The effect of speech upon the human mind is incomprehensible. A
devout religionist may be so affected by the exhortations of a revivalist
that he will go home and imitate Abraham, as Freeman did in Pocassett
[sic], Mass., some years ago. A law which will reach a Goldman or
a Most for the act of some egotist follower would reach the revivalist
and the religion he taught. The line would have to be drawn by the
jurors trying the case, and it can easily be seen how the gravest
injustice could be done. The liberties secured for us by the apostles
of freedom will be curtailed because of the act of a liberty-crazed
degenerate, a beast and savage. It is an awful price to pay for
making our country an asylum for the victims of European despotism;
but the human race must work out its destiny through such struggles
and difficulties. For the savage who has assassinated our liberties
as well as our representative there is but one deserved fate, the
death for himself he so cruelly inflicted on another. But for our
institutions, what shall come under the reaction produced by his
act? There is the danger.
These laws will be useless, for they
will have no terror for such men as Czolgosz, who knew the penalty
of his act would be death, yet deliberately committed the crime.

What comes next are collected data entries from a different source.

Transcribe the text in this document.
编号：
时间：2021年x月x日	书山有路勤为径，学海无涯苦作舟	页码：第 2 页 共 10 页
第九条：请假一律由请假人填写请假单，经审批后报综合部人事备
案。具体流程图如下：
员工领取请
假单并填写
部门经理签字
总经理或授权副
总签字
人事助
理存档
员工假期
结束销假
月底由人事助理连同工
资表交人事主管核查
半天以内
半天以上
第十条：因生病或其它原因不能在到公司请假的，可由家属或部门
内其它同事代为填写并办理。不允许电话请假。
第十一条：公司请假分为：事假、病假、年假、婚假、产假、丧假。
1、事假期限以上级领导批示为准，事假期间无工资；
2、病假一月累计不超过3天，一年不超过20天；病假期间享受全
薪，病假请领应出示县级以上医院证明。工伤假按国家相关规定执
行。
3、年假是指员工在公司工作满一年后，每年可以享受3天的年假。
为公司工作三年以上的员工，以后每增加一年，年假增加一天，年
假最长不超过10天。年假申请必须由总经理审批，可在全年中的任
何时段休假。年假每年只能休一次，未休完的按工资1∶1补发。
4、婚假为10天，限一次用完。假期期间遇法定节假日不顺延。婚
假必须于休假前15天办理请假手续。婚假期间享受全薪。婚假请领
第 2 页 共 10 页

As one journal puts it, our laws are made for men, and are neither
understood nor feared by wild beasts. The ones to suffer under them
will be those who never harbored a thought of committing crime.
In dealing with such persons as Czolgosz, animated by none of the
motives of civilized men, says the journal referred to, the laws
that such men have made for their own governance are evidently up
a blind alley and beating vainly against a stone wall. They are
impotent because they cannot reach wills that have put themselves
outside the pale of humanity and cannot be persuaded to come within
it.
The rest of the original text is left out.